Ma l’inappropriatezza della comunicazione, se non la separatezza stessa, tra l’ambito del sociale e quello ambientale, sono convinzioni di lungo corso. Latour parla di un cliché che così spiega: «non c’è da scegliere tra il salario degli operai e la sorte degli uccellini, ma tra due tipi di mondo in cui ci sono, in entrambi i casi, sia i salari degli operai sia gli uccellini, ma diversamente congiunti» (p. 76). La lotta di classe dipende da una geo-logia, nel senso che una logica geo non manda alle ortiche un secolo e mezzo di analisi marxiste, ma ci obbliga a «riprendere la questione sociale potenziandola» (p. 83) attraverso un’altra scienza che potremmo chiamare geopolitica. La colpa di tutti questi fraintendimenti tra lotte di classe e conflitti geo-sociali dipende dal ruolo che sia la prima che gli ultimi hanno dato alla “natura”. Latour cita uno slogan zadista: «Noi non difendiamo la natura, noi siamo la natura che si difende» (p. 85).
C’è anche, in questo piccolo manuale di orientamento per questi tempi a-moderni, un pensiero ai modi di fare e di agire del comparto scientifico con il riconoscimento di un debito di pensiero per la capacità di decostruzione di verità pressoché rivelate, da parte dei movimenti delle donne, con Isabelle Stengers e Silvia Federici espressamente citate. Per riscoprire il senso di parole occultate, pensieri, trame occultate/i, sepolti sotto una natura universo che ci aveva privato di parole e concetti che non ci facevano vedere la natura processo. Un mondo popolato di oggetti galileiani, ma anche da agenti lovelockiani, esseri viventi che partecipano pienamente ai processi di generazione delle condizioni chimiche e, anche se solo parzialmente, geologiche del pianeta. Per questo occorre un’analisi non soltanto dei sistemi produttivi, ma anche di quelli generativi.
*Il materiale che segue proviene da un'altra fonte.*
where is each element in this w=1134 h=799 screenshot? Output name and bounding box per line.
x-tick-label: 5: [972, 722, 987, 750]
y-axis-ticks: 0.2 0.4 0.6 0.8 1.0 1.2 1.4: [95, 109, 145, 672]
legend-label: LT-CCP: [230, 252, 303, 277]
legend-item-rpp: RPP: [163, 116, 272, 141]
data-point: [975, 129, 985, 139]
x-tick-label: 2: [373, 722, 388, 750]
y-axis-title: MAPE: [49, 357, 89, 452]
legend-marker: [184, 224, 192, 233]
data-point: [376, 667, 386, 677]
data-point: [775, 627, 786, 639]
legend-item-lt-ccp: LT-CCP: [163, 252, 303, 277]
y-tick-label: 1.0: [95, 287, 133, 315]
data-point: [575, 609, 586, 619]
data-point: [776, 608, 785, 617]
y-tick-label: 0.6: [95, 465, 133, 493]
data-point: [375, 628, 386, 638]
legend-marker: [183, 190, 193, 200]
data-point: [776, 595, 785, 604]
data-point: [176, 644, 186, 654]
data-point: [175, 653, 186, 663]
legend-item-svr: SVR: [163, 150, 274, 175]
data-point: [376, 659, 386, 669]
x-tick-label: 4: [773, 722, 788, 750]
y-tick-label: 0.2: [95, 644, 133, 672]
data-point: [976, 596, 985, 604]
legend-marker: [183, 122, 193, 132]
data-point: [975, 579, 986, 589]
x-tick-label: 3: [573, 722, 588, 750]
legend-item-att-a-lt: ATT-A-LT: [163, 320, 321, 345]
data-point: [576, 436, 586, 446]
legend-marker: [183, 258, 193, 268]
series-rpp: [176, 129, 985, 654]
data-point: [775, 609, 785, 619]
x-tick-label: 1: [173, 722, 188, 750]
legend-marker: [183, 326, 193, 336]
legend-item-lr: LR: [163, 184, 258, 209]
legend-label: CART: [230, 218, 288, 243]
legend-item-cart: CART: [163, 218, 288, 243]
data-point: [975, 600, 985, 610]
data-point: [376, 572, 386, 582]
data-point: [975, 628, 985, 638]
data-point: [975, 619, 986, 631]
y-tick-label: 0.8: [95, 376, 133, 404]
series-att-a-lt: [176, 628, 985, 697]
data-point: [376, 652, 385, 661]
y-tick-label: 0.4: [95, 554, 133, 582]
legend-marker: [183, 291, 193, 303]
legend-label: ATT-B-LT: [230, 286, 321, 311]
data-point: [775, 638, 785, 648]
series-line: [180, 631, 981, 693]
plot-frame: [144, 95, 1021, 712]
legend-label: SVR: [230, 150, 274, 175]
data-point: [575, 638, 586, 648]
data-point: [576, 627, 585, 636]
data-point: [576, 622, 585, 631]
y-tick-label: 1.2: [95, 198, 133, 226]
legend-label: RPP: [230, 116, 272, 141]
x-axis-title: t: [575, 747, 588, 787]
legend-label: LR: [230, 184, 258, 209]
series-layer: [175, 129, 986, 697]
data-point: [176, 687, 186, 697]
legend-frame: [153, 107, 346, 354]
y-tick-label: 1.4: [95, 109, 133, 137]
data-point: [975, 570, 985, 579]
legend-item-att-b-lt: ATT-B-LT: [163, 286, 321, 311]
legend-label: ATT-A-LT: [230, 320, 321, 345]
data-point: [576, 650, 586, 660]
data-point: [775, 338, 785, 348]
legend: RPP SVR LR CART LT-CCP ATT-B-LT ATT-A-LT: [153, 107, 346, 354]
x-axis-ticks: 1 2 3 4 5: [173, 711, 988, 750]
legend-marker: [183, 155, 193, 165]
Ed ecco i modi generativi del Terrestre, qualcosa come i cahiers de doléances che il popolo francese riuscì a mettere insieme tra gennaio e maggio del 1789 dove tutti gli strati sociali riuscirono a descrivere con precisione il loro ambiente di vita, una “geo-grafia” delle lamentele dice Latour. Una lagnanza che ricrea un popolo, nel senso che la lagnanza, il sopruso, non generano soltanto rivolte, ma anche prese di coscienza che sono i prodromi delle rivolte, che sono quindi generativi delle lotte.
Bruno Latour, Tracciare la rotta- Come orientarsi in politica, Raffaello Cortina, Milano 2018, pagine 144, € 13.00.